The following is part of a post by Ali Velshi at MSNBC:
For more than 40 years, we’ve been sold a myth: that America’s rich and powerful were under siege — over-taxed, over-regulated and carrying the weight of the economy on their shoulders.
We were told that if you ease up regulations on the rich, they will prosper and the benefits will trickle down to the rest of the population. But the reality is that economic policy has only succeeded in rewarding the rich — and it’s done so at the direct expense of the middle class, the working class and the working poor.
Let me explain the root of the problem: According to the Economic Policy Institute, largely due to new technology, U.S. worker productivity grew 59.7% from 1979 to 2019, meaning workers have become almost 60% more productive at their jobs in the past four decades.
However, a worker’s reward for all that extra output over the same period has only been a 13.7% wage increase.That’s a gap of 46% between what workers are being underpaid relative to their output. In more practical terms, that’s about $9 an hour in lost potential earnings for the typical worker.
Let’s focus on just the middle class for a moment: From 1979 to 2019, middle-income workers saw just 13.7% growth in wages, adjusted for inflation. America’s lowest-paid workers fared worse, gaining just 3%. But the already high earners, the top 1%, their income grew by 160% over the same period. For the top 0.1%, their income grew by a staggering 345%.
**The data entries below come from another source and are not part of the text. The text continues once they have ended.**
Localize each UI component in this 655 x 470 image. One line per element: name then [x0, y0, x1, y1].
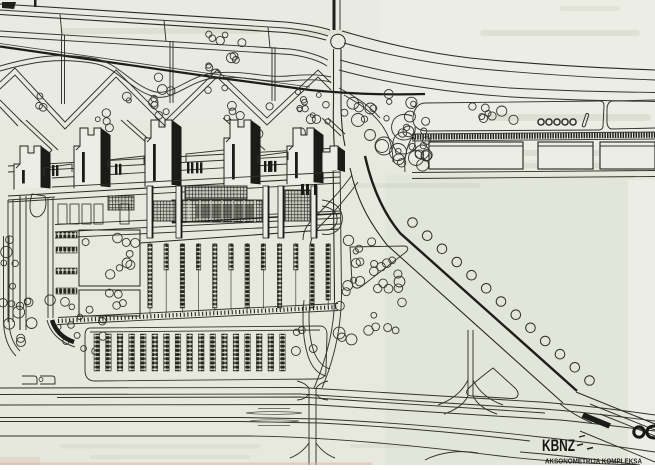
svg-text:KBNZ: KBNZ [542, 437, 575, 455]
svg-text:AKSONOMETRIJA KOMPLEKSA: AKSONOMETRIJA KOMPLEKSA [545, 459, 642, 466]
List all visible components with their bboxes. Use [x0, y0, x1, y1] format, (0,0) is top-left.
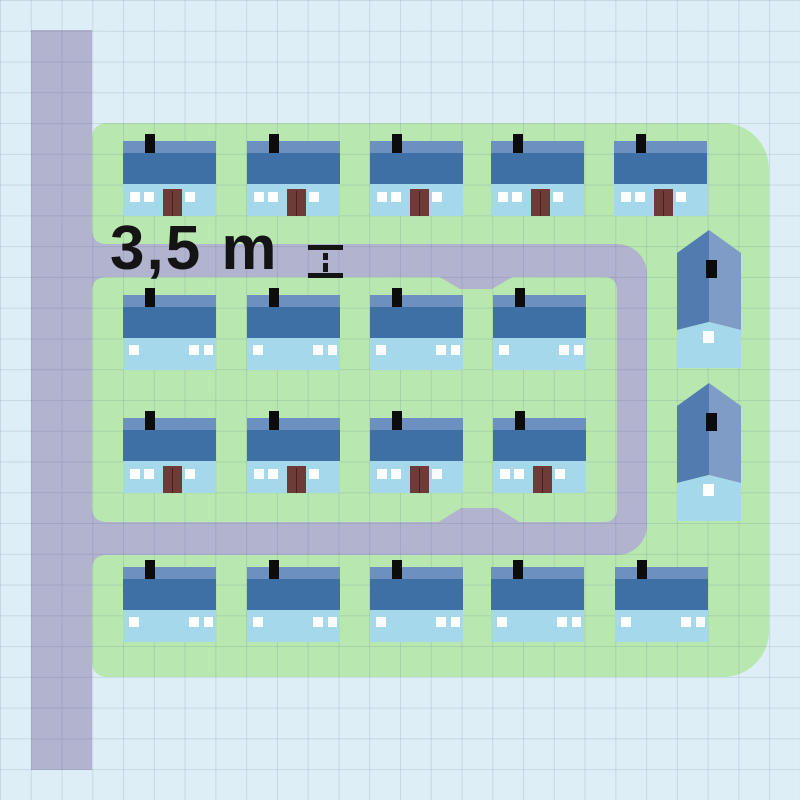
- house-front: [370, 141, 463, 216]
- chimney: [145, 560, 155, 579]
- roof: [615, 579, 708, 610]
- houses-layer: [0, 0, 800, 800]
- door: [163, 189, 182, 216]
- house-gable: [677, 230, 741, 368]
- house-back: [491, 567, 584, 642]
- map-background: 3,5 m: [0, 0, 800, 800]
- window: [254, 192, 264, 202]
- house-front: [247, 141, 340, 216]
- road-width-label: 3,5 m: [110, 218, 279, 280]
- roof: [614, 153, 707, 184]
- roof: [123, 153, 216, 184]
- window: [313, 345, 323, 355]
- window: [189, 617, 199, 627]
- window: [254, 469, 264, 479]
- window: [268, 469, 278, 479]
- house-front: [123, 141, 216, 216]
- window: [185, 469, 195, 479]
- window: [514, 469, 524, 479]
- roof-ridge: [123, 418, 216, 430]
- roof-ridge: [123, 295, 216, 307]
- window: [144, 469, 154, 479]
- window: [574, 345, 583, 355]
- roof-ridge: [370, 295, 463, 307]
- roof-ridge: [247, 567, 340, 579]
- window: [130, 192, 140, 202]
- window: [309, 192, 319, 202]
- door: [410, 466, 429, 493]
- window: [376, 617, 386, 627]
- door: [654, 189, 673, 216]
- roof: [247, 430, 340, 461]
- house-back: [370, 295, 463, 370]
- roof: [247, 307, 340, 338]
- roof-ridge: [247, 418, 340, 430]
- roof: [493, 307, 586, 338]
- window: [703, 484, 714, 496]
- window: [499, 345, 509, 355]
- window: [621, 192, 631, 202]
- house-front: [370, 418, 463, 493]
- chimney: [513, 560, 523, 579]
- chimney: [637, 560, 647, 579]
- house-back: [247, 567, 340, 642]
- chimney: [392, 560, 402, 579]
- house-front: [493, 418, 586, 493]
- window: [204, 345, 213, 355]
- roof-ridge: [370, 418, 463, 430]
- window: [703, 331, 714, 343]
- window: [696, 617, 705, 627]
- window: [328, 345, 337, 355]
- window: [253, 617, 263, 627]
- window: [500, 469, 510, 479]
- window: [557, 617, 567, 627]
- chimney: [515, 288, 525, 307]
- chimney: [269, 411, 279, 430]
- window: [512, 192, 522, 202]
- window: [204, 617, 213, 627]
- window: [253, 345, 263, 355]
- window: [268, 192, 278, 202]
- window: [681, 617, 691, 627]
- window: [621, 617, 631, 627]
- roof: [491, 153, 584, 184]
- chimney: [706, 260, 717, 278]
- roof-ridge: [615, 567, 708, 579]
- roof-ridge: [493, 418, 586, 430]
- roof-right-slope: [709, 383, 741, 483]
- height-ruler-icon: [308, 245, 343, 278]
- ruler-dash: [323, 263, 328, 272]
- gable-house-graphic: [677, 230, 741, 368]
- roof-ridge: [247, 295, 340, 307]
- facade: [677, 475, 741, 521]
- window: [129, 345, 139, 355]
- house-front: [614, 141, 707, 216]
- window: [572, 617, 581, 627]
- roof: [123, 307, 216, 338]
- house-front: [491, 141, 584, 216]
- roof: [491, 579, 584, 610]
- window: [144, 192, 154, 202]
- roof-ridge: [123, 141, 216, 153]
- window: [497, 617, 507, 627]
- window: [391, 192, 401, 202]
- window: [313, 617, 323, 627]
- ruler-dash: [323, 253, 328, 260]
- house-back: [493, 295, 586, 370]
- chimney: [636, 134, 646, 153]
- window: [676, 192, 686, 202]
- window: [451, 345, 460, 355]
- house-back: [123, 567, 216, 642]
- window: [189, 345, 199, 355]
- chimney: [145, 288, 155, 307]
- house-gable: [677, 383, 741, 521]
- roof-right-slope: [709, 230, 741, 330]
- window: [391, 469, 401, 479]
- house-front: [123, 418, 216, 493]
- door: [287, 189, 306, 216]
- roof-ridge: [491, 141, 584, 153]
- house-back: [615, 567, 708, 642]
- chimney: [269, 560, 279, 579]
- window: [436, 617, 446, 627]
- window: [185, 192, 195, 202]
- roof-ridge: [493, 295, 586, 307]
- window: [635, 192, 645, 202]
- window: [555, 469, 565, 479]
- window: [328, 617, 337, 627]
- roof-ridge: [370, 567, 463, 579]
- window: [130, 469, 140, 479]
- house-back: [247, 295, 340, 370]
- window: [309, 469, 319, 479]
- chimney: [706, 413, 717, 431]
- chimney: [515, 411, 525, 430]
- gable-house-graphic: [677, 383, 741, 521]
- ruler-bottom-bar: [308, 273, 343, 278]
- chimney: [392, 411, 402, 430]
- roof: [493, 430, 586, 461]
- chimney: [269, 134, 279, 153]
- roof-ridge: [247, 141, 340, 153]
- door: [287, 466, 306, 493]
- door: [533, 466, 552, 493]
- roof: [123, 579, 216, 610]
- ruler-top-bar: [308, 245, 343, 250]
- window: [451, 617, 460, 627]
- roof: [370, 430, 463, 461]
- window: [129, 617, 139, 627]
- roof: [370, 307, 463, 338]
- window: [377, 192, 387, 202]
- roof: [247, 579, 340, 610]
- window: [377, 469, 387, 479]
- roof-ridge: [491, 567, 584, 579]
- door: [410, 189, 429, 216]
- window: [498, 192, 508, 202]
- house-back: [370, 567, 463, 642]
- door: [531, 189, 550, 216]
- chimney: [145, 411, 155, 430]
- roof: [247, 153, 340, 184]
- roof-ridge: [123, 567, 216, 579]
- window: [553, 192, 563, 202]
- door: [163, 466, 182, 493]
- window: [432, 192, 442, 202]
- chimney: [392, 288, 402, 307]
- window: [432, 469, 442, 479]
- chimney: [145, 134, 155, 153]
- house-front: [247, 418, 340, 493]
- window: [376, 345, 386, 355]
- roof-ridge: [614, 141, 707, 153]
- window: [436, 345, 446, 355]
- roof: [123, 430, 216, 461]
- roof-left-slope: [677, 383, 709, 483]
- roof-ridge: [370, 141, 463, 153]
- roof-left-slope: [677, 230, 709, 330]
- roof: [370, 579, 463, 610]
- house-back: [123, 295, 216, 370]
- facade: [677, 322, 741, 368]
- chimney: [513, 134, 523, 153]
- window: [559, 345, 569, 355]
- roof: [370, 153, 463, 184]
- chimney: [392, 134, 402, 153]
- chimney: [269, 288, 279, 307]
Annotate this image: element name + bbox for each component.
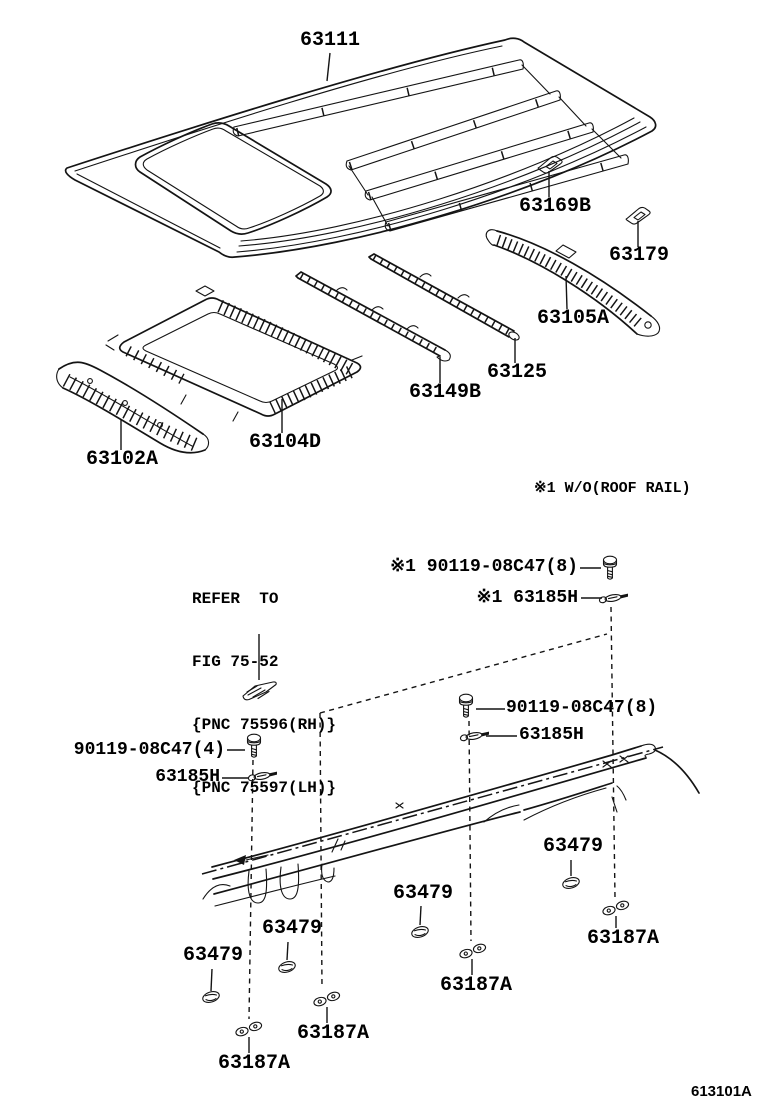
callout-clip-left[interactable]: 63185H bbox=[155, 768, 220, 787]
roof-front-brace-drawing bbox=[296, 272, 450, 361]
callout-63169b[interactable]: 63169B bbox=[519, 197, 591, 216]
callout-63187a[interactable]: 63187A bbox=[587, 929, 659, 948]
callout-bolt-mid[interactable]: 90119-08C47(8) bbox=[506, 699, 657, 718]
retainer-icon bbox=[459, 943, 487, 959]
callout-63479[interactable]: 63479 bbox=[543, 837, 603, 856]
callout-63149b[interactable]: 63149B bbox=[409, 383, 481, 402]
callout-clip-mid[interactable]: 63185H bbox=[519, 726, 584, 745]
callout-bolt-left[interactable]: 90119-08C47(4) bbox=[74, 741, 225, 760]
figure-code: 613101A bbox=[691, 1083, 752, 1100]
clip-icon bbox=[599, 593, 628, 603]
parts-diagram-page: 63111 63169B 63179 63105A 63125 63149B 6… bbox=[0, 0, 760, 1112]
retainer-icon bbox=[602, 900, 630, 916]
refer-note-line-2: FIG 75-52 bbox=[192, 652, 336, 673]
callout-63111[interactable]: 63111 bbox=[300, 31, 360, 50]
bolt-icon bbox=[460, 694, 473, 717]
leader-lines-top bbox=[121, 53, 638, 450]
clip-icon bbox=[460, 731, 489, 741]
callout-63102a[interactable]: 63102A bbox=[86, 450, 158, 469]
callout-bolt-top[interactable]: ※1 90119-08C47(8) bbox=[390, 558, 578, 577]
callout-clip-top[interactable]: ※1 63185H bbox=[477, 589, 579, 608]
callout-63125[interactable]: 63125 bbox=[487, 363, 547, 382]
callout-63104d[interactable]: 63104D bbox=[249, 433, 321, 452]
callout-63187a[interactable]: 63187A bbox=[297, 1024, 369, 1043]
callout-63187a[interactable]: 63187A bbox=[218, 1054, 290, 1073]
callout-63105a[interactable]: 63105A bbox=[537, 309, 609, 328]
retainer-icon bbox=[313, 991, 341, 1007]
roof-front-reinforcement-drawing bbox=[57, 362, 209, 453]
grommet-icon bbox=[561, 876, 580, 891]
callout-63479[interactable]: 63479 bbox=[393, 884, 453, 903]
refer-note-line-1: REFER TO bbox=[192, 589, 336, 610]
retainer-icon bbox=[235, 1021, 263, 1037]
callout-63187a[interactable]: 63187A bbox=[440, 976, 512, 995]
roof-panel-drawing bbox=[66, 38, 656, 257]
refer-note-line-3: {PNC 75596(RH)} bbox=[192, 715, 336, 736]
note-wo-roof-rail: ※1 W/O(ROOF RAIL) bbox=[534, 480, 691, 497]
sliding-roof-housing-drawing bbox=[106, 286, 362, 421]
grommet-icon bbox=[410, 925, 429, 940]
callout-63479[interactable]: 63479 bbox=[262, 919, 322, 938]
grommet-icon bbox=[277, 960, 296, 975]
callout-63479[interactable]: 63479 bbox=[183, 946, 243, 965]
bolt-icon bbox=[604, 556, 617, 579]
callout-63179[interactable]: 63179 bbox=[609, 246, 669, 265]
grommet-icon bbox=[201, 990, 220, 1005]
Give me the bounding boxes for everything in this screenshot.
Consider all the income earned by households in the U.S. in a given year. The share of that total U.S. household income going to the middle class was 62% in 1970. By 2022, it had dropped to 43%. The upper-income share did the opposite: It was 29% in 1970 and rose to 48% in 2022, according to the Pew Research Center. . . .
If we want to reverse this, we have to make deliberate, systemic choices, like universal health care, which would end the tie between jobs and health insurance. Countries with universal systems spend 30–50% less per person than we do and get better outcomes. This reduces the economic insecurity that forces workers to cling to bad jobs for the sake of benefits.
We could also implement universal and subsidized child care. Affordable child care would free millions, especially women, to fully participate in the workforce. Quebec’s subsidized child care modelincreased female labor force participation and paid for itself in new tax revenues from mothers joining the workforce. . . .
For decades, we’ve been told that prosperity trickles down. But it hasn’t, it’s been sucked upward. While the top 1% have thrived, everyone else has been told to work harder, retrain, move somewhere with better opportunities, and wait their turn.
An economy that works for everyone isn’t a fantasy; it’s a choice. We’ve just been making the wrong one. These policies aren’t radical; they’re a return to the basic American deal: If you work hard, you should share fairly in the prosperity you help create.